Surgeon Who Treated Fatally Wounded Dallas Officers Says 'It Weighs on My Mind Constantly'
Doctors gave a powerful account of the night Dallas officers were killed.
— -- Doctors from the Parkland Hospital in Dallas recounted in an emotional news conference today the painful details of the night they treated seven police officers injured in last week's shooting. Three of the officers died at the hospital.
Surgeons recalled the chaotic night and the pain of not being able to save officers fatally injured in the line of duty. There were already more than 300 people in the emergency room, according to one hospital officials, and the police officers assigned to the hospital were about to switch shifts when the shooting victims first started to appear, the first in the back of a police car with no advance notice, according to Dan Birbeck, captain of the Parkland Hospital Police Department.
"The officers that had put in their time would not leave," Birbeck told reporters today. "Our main objective was to make sure the facility was safe."
He pointed out it was initially unclear if there were multiple shooters at large. The hospital officers stayed on duty as the injured Dallas police officers started to arrive.
"This is probably the worst thing I’ve seen come through here. It’s shaken me to the core," Birbeck said. "One of the toughest things I ever had to do was stand outside the room of those fallen guys."
Dr. Brian Williams, the trauma surgeon on call at Parkland Hospital, gave a moving account of caring for the officers, including the three men the doctors could not save.
"I was unable to save those cops when they came here that night. It weighs on my mind constantly," he told reporters. The trauma bay is located within the normal emergency department and while there were enough medical staff to treat the injured, staff members from other divisions started coming to the ER to see how they could help, Williams recalled.
During the time that the injured officers were treated, another 134 patients were admitted to the hospital that night, plus an additional 10 trauma cases unrelated to the shooting.
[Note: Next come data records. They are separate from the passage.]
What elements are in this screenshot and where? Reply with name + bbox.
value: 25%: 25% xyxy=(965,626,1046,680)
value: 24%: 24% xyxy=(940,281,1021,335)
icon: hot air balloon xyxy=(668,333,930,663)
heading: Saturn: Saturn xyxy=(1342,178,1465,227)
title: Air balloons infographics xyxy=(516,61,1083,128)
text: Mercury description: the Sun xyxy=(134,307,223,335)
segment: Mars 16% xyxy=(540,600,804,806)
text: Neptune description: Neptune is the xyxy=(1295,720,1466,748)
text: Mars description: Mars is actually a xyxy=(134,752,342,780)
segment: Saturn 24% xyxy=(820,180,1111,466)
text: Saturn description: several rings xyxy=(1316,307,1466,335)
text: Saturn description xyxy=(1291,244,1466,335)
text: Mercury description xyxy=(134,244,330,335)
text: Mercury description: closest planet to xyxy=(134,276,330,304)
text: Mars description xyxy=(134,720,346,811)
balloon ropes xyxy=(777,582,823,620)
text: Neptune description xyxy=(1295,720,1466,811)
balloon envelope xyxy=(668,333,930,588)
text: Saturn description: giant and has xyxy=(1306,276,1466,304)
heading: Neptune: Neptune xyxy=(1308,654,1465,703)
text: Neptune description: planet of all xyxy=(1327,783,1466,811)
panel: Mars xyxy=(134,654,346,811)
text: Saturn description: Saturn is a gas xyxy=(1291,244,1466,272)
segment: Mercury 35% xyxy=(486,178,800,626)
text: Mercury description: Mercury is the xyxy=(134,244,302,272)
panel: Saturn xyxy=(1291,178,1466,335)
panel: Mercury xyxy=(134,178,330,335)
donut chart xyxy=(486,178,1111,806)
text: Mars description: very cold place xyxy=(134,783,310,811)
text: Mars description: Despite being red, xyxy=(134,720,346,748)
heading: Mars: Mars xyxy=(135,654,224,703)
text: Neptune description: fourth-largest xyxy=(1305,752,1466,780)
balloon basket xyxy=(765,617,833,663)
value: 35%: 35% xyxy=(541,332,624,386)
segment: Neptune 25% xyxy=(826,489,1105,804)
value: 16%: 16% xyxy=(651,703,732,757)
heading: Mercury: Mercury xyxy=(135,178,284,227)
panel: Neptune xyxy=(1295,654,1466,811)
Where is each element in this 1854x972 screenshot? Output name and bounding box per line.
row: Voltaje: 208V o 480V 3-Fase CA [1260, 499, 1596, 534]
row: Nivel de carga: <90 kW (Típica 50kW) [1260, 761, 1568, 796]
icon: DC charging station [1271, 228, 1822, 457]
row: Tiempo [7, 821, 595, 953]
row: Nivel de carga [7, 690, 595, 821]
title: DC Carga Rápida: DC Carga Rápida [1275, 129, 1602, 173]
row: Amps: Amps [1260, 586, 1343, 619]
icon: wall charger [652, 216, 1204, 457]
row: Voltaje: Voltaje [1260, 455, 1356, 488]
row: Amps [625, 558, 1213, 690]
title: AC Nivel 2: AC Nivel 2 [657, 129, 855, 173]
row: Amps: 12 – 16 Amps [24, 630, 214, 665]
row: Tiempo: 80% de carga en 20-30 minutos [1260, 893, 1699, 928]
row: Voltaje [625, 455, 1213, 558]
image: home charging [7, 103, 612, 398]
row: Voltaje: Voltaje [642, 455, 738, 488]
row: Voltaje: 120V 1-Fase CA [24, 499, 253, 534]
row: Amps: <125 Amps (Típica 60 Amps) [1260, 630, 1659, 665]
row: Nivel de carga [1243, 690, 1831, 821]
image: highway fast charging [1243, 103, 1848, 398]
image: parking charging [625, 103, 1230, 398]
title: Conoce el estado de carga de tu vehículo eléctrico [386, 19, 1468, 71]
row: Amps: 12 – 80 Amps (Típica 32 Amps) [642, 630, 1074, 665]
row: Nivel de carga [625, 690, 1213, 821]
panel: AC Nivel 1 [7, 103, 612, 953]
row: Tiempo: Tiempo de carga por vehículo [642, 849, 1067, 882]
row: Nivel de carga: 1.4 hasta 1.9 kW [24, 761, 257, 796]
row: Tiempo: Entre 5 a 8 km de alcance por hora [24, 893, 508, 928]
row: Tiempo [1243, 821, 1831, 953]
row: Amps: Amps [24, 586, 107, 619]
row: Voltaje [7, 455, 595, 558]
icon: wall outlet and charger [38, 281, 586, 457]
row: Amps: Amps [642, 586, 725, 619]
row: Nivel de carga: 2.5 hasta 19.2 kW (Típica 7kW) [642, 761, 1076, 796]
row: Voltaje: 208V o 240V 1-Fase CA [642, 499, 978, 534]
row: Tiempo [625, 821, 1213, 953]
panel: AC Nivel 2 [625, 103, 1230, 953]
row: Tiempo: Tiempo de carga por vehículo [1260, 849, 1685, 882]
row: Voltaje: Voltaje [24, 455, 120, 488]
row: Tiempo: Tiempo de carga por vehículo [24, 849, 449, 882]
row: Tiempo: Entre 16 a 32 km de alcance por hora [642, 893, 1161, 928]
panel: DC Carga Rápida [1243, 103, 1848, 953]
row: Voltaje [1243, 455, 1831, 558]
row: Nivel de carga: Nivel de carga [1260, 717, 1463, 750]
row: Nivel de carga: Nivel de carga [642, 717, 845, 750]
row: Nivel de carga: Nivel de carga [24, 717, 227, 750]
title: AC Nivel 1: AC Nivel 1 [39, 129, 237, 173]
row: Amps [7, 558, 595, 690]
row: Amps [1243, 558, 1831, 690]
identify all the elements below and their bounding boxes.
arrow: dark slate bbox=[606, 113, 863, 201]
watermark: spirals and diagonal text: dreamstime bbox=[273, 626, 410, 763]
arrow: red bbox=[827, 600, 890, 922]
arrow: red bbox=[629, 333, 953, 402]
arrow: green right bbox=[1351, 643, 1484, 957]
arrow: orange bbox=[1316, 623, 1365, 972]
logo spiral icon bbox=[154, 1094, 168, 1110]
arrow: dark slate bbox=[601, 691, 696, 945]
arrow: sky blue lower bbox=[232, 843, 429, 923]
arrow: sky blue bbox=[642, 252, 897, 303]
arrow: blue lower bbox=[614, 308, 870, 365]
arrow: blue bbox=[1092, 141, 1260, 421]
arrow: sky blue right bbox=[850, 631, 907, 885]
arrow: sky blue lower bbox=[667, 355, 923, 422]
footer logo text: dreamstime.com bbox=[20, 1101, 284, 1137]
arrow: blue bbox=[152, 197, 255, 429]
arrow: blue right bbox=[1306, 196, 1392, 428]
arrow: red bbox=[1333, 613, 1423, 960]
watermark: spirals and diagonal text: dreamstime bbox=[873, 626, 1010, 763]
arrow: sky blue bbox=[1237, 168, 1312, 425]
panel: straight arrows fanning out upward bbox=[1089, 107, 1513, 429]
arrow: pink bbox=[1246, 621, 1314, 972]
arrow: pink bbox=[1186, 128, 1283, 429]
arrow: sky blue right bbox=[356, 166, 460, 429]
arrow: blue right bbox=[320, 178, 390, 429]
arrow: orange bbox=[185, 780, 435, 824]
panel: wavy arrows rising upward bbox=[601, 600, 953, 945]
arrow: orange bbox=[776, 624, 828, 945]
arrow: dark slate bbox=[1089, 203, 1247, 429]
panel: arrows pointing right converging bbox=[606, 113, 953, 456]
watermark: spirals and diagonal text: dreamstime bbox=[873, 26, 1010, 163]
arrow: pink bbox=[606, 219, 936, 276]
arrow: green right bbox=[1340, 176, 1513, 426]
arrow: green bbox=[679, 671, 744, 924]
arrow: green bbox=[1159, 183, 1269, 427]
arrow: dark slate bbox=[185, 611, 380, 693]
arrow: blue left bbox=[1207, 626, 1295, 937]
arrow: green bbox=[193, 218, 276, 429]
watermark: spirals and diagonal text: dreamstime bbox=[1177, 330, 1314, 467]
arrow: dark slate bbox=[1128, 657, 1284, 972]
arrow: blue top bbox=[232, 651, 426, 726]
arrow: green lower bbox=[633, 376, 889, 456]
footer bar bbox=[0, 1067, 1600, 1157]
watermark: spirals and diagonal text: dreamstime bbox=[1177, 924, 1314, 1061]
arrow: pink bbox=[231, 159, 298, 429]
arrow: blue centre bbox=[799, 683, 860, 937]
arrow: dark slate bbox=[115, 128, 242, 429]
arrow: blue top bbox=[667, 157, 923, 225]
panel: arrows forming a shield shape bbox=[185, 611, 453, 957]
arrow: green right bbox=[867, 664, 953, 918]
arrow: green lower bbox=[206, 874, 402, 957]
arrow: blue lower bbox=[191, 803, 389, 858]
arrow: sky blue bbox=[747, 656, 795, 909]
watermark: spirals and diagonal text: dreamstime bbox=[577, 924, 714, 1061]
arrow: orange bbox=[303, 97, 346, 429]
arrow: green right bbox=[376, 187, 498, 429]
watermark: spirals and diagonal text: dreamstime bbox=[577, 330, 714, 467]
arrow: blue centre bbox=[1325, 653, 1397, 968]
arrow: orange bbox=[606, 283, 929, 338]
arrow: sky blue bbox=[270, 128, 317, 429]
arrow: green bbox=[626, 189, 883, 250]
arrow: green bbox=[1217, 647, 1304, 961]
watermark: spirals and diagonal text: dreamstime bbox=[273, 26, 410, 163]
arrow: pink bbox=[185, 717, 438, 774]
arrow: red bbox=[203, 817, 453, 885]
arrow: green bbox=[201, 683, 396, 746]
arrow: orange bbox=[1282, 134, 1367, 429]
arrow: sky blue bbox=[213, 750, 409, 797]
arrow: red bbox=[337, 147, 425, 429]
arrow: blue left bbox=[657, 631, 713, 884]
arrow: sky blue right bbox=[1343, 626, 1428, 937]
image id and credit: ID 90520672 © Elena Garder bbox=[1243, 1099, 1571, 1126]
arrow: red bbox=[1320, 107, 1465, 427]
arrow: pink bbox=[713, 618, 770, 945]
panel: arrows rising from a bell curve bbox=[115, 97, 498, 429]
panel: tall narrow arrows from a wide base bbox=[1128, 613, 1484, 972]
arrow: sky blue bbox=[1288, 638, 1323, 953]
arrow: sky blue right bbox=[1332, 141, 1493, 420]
Parkland Hospital was the facility that treated President John F. Kennedy after he was fatally shot in 1963.
Dr. Alex Eastman, also a trauma surgeon and the deputy medical director of Dallas Police Department, was on the scene of the shooting as part of the SWAT team before he returned to the hospital the next morning. He said the hospital is like a family and that everyone has been trying to support one another through the harrowing last few days.
"When I got here on Friday morning, I was pretty ragged out with what we had just been through downtown," Eastman said. "But I had to come here and see how the family was doing on this end and the first group of people I ran into were trauma nurses. ... I could tell they were relieved that I was OK. I was also relieved that they were OK."
Both Eastman and Williams said they have been working non-stop since Thursday's shooting and Eastman said he missed his son's birthday on Saturday due to a police call.
"Nearly everyone in this room that’s not behind a camera called me, texted me, checked on me," Eastman said during today's news conference, referring to the support he had from other members of the hospital staff.
Williams also talked about how the events of the previous week, including the shooting deaths of unarmed black men by police officers in Minnesota and Louisiana, had already affected him even before the shootings in Dallas.
"This experience has been very personal to me and a turning point in my life," he said.
"The preceding days of more black men dying at the hands of police officers affected me. I think the reasons are obvious. I fit that demographic of individuals" shot by police, Williams said.
Williams went on to call for "open discussions" on race relations in the hopes it will bring people together.
"I abhor what has been done to these officer and I grieve with the families," he said. "I understand the anger and frustration and distrust of law enforcement, but they are not the problem."
Williams said that at one point he was asked whether the hospital should stop taking trauma cases.
"No, we are Parkland. We don't shut down," he recalled replying.